Every DAS system supports the following features:

  • Policy Authoring: A policy authoring experience that helps you write policies in the style that best fits a system.
  • Git Storage: The ability to store policies in a Git repository.
  • Impact Analysis: Analysis to help you understand the impact a proposed change will have on the real-world software system.
  • Decision Logs: A log of all the decisions made by the OPAs for the system.
  • Decision Time Series: An aggregated graph of decisions made over time.
  • Preview: The ability to run a concrete past or hypothetical decision to understand what decision a new policy might make.
  • Install and Integrate OPA: Instructions on how to install and integrate OPA. Depending on the system, this might be more or less automatable.
  • OPA Status: A readout of the status of all the OPAs corresponding to the system and warnings for when they are not healthy. For example, status of OPAs that are not updated recently.
  • CI/CD: The ability to run the policies configured for the system in a CI/CD pipeline, so that policy checks can occur as early as possible in the development lifecycle. For example, enterprises employing a GitOps model.
  • Owners: The list of users that have the ability to modify the system.

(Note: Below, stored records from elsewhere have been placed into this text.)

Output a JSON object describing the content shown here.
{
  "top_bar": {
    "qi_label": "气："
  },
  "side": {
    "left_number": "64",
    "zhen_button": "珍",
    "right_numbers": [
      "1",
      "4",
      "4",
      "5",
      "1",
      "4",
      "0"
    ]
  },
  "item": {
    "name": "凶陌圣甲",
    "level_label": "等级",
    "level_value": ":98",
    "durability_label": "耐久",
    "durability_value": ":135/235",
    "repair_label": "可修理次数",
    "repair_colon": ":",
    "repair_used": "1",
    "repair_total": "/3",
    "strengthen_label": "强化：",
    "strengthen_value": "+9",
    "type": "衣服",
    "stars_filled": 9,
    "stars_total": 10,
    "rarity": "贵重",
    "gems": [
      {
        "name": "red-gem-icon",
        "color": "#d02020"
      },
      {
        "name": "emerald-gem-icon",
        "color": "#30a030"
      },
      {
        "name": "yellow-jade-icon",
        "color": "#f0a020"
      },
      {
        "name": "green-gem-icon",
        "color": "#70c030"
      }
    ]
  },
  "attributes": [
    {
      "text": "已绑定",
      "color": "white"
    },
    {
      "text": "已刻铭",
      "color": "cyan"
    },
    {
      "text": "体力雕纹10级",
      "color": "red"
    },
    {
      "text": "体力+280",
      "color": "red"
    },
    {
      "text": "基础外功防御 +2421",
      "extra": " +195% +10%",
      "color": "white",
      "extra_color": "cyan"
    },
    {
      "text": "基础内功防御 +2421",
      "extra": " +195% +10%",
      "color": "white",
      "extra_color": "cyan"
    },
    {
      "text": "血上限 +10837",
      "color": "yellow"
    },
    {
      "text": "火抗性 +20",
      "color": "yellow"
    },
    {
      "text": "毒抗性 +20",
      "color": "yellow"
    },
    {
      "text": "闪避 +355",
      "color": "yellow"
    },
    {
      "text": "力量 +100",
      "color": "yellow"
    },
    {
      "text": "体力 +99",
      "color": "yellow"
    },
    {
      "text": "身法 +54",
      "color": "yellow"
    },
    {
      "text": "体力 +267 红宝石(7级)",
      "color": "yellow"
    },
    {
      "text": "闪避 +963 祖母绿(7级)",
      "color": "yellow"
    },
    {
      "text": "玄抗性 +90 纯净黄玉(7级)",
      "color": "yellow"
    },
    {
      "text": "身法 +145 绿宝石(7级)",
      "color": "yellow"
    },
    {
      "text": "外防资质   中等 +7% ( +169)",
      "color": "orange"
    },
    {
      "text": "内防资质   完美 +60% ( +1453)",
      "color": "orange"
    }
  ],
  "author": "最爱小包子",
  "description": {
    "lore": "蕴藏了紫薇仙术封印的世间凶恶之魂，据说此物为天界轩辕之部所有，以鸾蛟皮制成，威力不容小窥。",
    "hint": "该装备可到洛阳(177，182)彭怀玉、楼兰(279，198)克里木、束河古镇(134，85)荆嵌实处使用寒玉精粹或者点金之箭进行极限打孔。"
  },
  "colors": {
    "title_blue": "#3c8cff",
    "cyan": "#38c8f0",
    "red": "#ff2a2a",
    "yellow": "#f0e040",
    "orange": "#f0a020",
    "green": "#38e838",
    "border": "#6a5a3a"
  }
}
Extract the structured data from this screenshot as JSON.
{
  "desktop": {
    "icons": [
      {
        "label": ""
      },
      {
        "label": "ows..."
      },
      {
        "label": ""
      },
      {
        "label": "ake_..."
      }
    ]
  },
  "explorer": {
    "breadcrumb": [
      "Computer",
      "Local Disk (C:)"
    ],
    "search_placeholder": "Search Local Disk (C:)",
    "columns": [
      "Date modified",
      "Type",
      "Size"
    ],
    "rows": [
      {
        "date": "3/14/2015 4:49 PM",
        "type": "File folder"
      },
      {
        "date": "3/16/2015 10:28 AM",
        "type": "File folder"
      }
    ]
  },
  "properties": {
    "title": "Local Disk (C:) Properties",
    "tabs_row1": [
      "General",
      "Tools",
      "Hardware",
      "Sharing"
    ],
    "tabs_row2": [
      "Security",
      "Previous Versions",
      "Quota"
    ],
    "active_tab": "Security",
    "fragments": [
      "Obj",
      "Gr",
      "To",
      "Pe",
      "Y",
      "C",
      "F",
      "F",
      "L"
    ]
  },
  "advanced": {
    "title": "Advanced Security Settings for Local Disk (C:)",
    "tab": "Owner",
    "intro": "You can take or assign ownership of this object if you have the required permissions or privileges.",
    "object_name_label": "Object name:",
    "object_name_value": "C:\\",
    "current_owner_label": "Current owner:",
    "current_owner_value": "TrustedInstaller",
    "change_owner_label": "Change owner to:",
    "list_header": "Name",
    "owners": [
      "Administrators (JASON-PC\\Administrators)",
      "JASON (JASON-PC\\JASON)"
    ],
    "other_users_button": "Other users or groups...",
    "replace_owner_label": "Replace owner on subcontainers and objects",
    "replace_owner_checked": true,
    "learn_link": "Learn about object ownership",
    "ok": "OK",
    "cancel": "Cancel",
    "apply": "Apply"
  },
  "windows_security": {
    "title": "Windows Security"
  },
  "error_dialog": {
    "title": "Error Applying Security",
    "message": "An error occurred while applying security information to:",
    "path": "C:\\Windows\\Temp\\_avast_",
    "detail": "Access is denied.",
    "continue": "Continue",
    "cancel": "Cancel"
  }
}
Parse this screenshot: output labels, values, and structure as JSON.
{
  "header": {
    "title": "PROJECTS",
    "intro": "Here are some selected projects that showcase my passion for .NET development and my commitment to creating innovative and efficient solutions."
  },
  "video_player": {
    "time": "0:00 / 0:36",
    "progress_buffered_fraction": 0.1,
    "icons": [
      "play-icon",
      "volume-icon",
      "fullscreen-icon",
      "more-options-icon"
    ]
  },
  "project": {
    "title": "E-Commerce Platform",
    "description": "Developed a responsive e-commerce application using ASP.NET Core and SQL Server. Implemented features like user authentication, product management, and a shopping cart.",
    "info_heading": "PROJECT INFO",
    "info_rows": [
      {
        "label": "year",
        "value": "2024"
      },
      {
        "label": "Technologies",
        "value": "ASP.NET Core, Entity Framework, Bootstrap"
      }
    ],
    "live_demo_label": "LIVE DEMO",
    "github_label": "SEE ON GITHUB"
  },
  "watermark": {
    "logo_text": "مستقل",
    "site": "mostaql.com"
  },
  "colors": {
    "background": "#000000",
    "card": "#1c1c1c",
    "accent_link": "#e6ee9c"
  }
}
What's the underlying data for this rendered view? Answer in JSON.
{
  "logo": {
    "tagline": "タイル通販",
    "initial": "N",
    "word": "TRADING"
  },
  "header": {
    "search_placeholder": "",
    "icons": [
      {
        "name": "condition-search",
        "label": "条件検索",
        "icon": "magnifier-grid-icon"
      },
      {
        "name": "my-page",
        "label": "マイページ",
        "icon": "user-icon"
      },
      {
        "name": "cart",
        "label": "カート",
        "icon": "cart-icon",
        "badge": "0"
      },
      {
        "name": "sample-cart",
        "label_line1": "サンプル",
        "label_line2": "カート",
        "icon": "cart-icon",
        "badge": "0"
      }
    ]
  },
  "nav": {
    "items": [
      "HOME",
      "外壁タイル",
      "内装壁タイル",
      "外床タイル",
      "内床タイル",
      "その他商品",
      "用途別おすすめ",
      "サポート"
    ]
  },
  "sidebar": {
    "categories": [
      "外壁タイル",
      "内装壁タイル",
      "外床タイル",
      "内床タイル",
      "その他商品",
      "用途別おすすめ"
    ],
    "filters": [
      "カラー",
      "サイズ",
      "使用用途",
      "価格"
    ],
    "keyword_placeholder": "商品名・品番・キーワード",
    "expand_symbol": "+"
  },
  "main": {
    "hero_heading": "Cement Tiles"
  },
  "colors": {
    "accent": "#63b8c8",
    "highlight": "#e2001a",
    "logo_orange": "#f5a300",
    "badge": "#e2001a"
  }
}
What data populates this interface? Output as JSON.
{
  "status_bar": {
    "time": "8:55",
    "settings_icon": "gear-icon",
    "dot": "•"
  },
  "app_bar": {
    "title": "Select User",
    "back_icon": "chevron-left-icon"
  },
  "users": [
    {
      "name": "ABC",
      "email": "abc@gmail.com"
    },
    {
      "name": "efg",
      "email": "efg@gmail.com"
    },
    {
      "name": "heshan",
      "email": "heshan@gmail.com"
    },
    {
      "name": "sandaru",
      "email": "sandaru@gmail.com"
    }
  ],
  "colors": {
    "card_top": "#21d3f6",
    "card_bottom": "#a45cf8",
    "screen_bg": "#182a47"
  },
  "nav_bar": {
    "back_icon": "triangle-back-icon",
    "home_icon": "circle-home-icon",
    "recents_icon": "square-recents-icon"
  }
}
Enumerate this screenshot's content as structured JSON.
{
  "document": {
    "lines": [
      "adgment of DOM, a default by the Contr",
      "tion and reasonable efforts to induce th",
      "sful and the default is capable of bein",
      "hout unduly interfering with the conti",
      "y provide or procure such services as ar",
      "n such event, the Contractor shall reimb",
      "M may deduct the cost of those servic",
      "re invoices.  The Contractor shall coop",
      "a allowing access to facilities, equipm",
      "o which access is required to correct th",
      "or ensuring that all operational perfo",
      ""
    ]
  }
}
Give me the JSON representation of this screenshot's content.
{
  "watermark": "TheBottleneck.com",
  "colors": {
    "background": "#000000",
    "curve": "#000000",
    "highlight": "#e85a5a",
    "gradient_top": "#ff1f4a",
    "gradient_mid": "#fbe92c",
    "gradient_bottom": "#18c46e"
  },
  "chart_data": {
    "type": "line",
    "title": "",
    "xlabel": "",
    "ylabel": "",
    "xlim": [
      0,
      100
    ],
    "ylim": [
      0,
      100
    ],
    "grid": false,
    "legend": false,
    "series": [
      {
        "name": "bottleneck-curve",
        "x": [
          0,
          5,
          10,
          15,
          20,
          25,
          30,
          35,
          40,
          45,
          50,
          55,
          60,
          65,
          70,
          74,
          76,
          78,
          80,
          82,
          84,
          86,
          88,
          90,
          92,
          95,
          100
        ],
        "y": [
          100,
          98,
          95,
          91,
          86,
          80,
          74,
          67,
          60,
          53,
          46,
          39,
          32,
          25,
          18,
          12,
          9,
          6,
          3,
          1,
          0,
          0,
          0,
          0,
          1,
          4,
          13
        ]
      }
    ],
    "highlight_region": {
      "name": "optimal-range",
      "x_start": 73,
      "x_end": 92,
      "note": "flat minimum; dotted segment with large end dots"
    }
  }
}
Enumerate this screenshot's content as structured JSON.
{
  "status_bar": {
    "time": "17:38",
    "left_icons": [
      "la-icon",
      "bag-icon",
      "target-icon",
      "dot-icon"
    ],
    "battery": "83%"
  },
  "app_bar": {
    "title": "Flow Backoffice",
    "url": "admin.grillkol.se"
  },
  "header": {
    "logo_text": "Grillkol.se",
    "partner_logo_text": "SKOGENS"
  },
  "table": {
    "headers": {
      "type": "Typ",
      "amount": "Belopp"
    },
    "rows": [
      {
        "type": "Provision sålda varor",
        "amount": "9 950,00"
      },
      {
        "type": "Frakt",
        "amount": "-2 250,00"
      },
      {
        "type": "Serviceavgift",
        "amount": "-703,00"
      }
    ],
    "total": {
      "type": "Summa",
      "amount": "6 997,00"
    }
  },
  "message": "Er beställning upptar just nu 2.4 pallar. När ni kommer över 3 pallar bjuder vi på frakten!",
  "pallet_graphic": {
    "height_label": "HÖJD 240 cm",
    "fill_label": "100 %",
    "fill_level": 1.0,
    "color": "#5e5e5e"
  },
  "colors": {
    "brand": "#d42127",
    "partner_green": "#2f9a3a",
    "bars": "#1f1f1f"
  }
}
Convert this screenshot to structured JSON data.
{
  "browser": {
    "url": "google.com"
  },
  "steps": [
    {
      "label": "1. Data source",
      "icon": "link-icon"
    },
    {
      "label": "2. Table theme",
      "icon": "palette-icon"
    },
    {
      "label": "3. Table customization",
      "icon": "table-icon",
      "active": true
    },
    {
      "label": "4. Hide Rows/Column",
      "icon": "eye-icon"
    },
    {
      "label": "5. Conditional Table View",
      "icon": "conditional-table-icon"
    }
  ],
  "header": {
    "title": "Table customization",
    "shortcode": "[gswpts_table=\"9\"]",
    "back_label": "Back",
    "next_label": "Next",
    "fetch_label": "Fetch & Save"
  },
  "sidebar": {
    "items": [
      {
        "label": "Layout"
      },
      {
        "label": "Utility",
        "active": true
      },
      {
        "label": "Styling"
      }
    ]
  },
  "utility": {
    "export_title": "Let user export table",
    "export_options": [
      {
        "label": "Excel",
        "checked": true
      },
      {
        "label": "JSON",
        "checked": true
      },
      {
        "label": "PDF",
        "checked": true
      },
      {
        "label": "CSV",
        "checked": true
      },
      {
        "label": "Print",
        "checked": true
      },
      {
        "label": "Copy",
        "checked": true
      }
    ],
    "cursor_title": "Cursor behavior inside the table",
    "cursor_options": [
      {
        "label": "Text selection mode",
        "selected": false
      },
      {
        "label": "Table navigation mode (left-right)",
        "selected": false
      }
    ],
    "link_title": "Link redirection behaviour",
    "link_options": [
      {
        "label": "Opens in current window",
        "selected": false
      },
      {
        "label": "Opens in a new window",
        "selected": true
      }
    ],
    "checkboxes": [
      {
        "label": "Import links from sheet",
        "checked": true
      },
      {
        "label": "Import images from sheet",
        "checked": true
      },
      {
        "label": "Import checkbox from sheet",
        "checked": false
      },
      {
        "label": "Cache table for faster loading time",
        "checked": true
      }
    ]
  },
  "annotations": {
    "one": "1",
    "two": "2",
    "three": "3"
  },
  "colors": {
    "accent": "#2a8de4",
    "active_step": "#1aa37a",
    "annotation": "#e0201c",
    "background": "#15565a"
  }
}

Some real-world systems have become especially popular integration points for OPA, like Kubernetes and Envoy. In this case, Styra DAS can provide additional features for those integration points and every DAS system has a type. For example, Kubernetes has a pre-built list of individual rules that you can parameterize and assemble to create your policy. The Envoy system does not have pre-built rules because it is not possible for Styra to know in advance about the list of APIs that exist.

Create a System

Systems appear in the <das-id>.styra.com web application below the Workspace section of the navigation panel. To create a system, click the ( ⨁ ) plus icon next to SYSTEMS on the left side of the navigation panel and fill in the following fields:

  • System type (required): Select your system type. For example, Kubernetes.

  • System name (required): A user-friendly name so that you can distinguish between the different systems.

  • Description (optional): More details about this system.

  • Leave the Read-only switch OFF to allow users to modify policies in DAS.

  • Leave the Launch Quick Start switch ON. After this system is added, the Quick Start sidebar will guide you through configuring the system.